Saying goodbye to summer is always difficult. The kid’s head back to school, the weather begins to turn cooler, and our loved aquatic plants start to fade. Hardy water lilies usually begin showing their disdain for summer’s end before other aquatics because of their sensitivity to shorter days. Next are the marginal plants. Now’s the time to do a little cleanup work in your pond, before the water temperature becomes too cool for you to want to get in there. We hope this advice helps you manage your pond throughout the fall.

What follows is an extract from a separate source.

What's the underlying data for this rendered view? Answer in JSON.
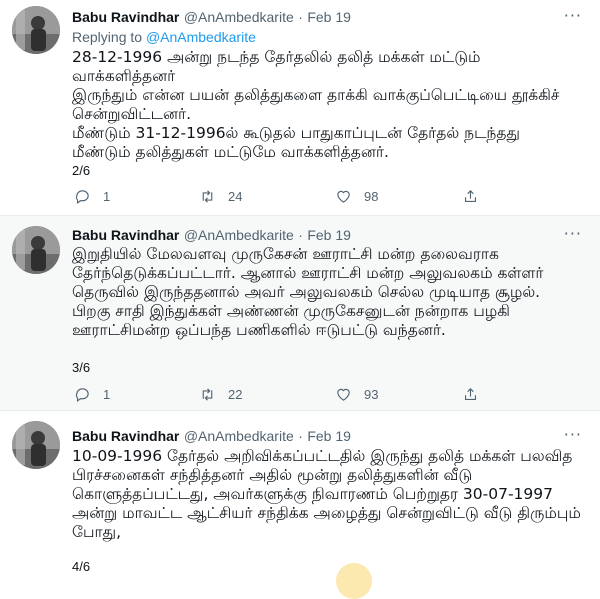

Clean up That Green! … Plant care recommendations for the Fall
Minimizing the debris and plant material in your pond will make your spring clean out less work and is a must do in fish keeping. The plants in your pond will let you know when it is time to cut them back. The main objective is to eliminate any potential plant material that will otherwise decay in the water. Water lily leaves will turn yellow and dead pads can be cut off from the bottom or scooped out with a skimmer net. Tropical lilies should be taken out at the end of November before the water freezes. Water lettuce and water hyacinths float on the top of the water and should be scooped out and thrown away. Also remove any other tropical marginal plants because they will not come back. Miss your tropical in the winter? -Try bringing in your favorites they may like a sunny window in your home. Taros, bananas, and cannas can be wintered over in a dormant state in your basement. Marginal hardy plants like cat tails, rush, lizards tail can be cut off 3in above the water line after they start to show signs of dying back. In general remove all leaves and organic material before the pond seals over with ice!
The Leaves are coming! ... Beauty and heartache…we can help
Fall is coming and the leaves will start turning a multitude of colors. But when the colors begin to fade, your pond will become a magnet for falling leaves. One way to minimize the leaves that accumulate at the bottom of your pond, along with the work required in spring clean out, is to drop a net over the top of the pond. If you do this, your life will be much easier in the spring. Another option for small ponds is a long handled skimmer net. Many clients find it relaxing to scoop leaves out every few days. Some ponds tend to get a tea colored tint this time of year especially around oak trees. This is from tanons which leach out of the decaying leaves in the pond. Tea colored water can be harmless but may be a sign of a bad water quality. It’s always best to stay leaf free. It is also recommended this time of year to add activated carbon to your pond Biofalls unit if you haven't done so already. Think of carbon as a neutralizer. The addition of activated carbon will reduce the ammonia level, remove contaminants, turn the water from tea colored to a crystal clear and remove any nitrates from decaying plant material.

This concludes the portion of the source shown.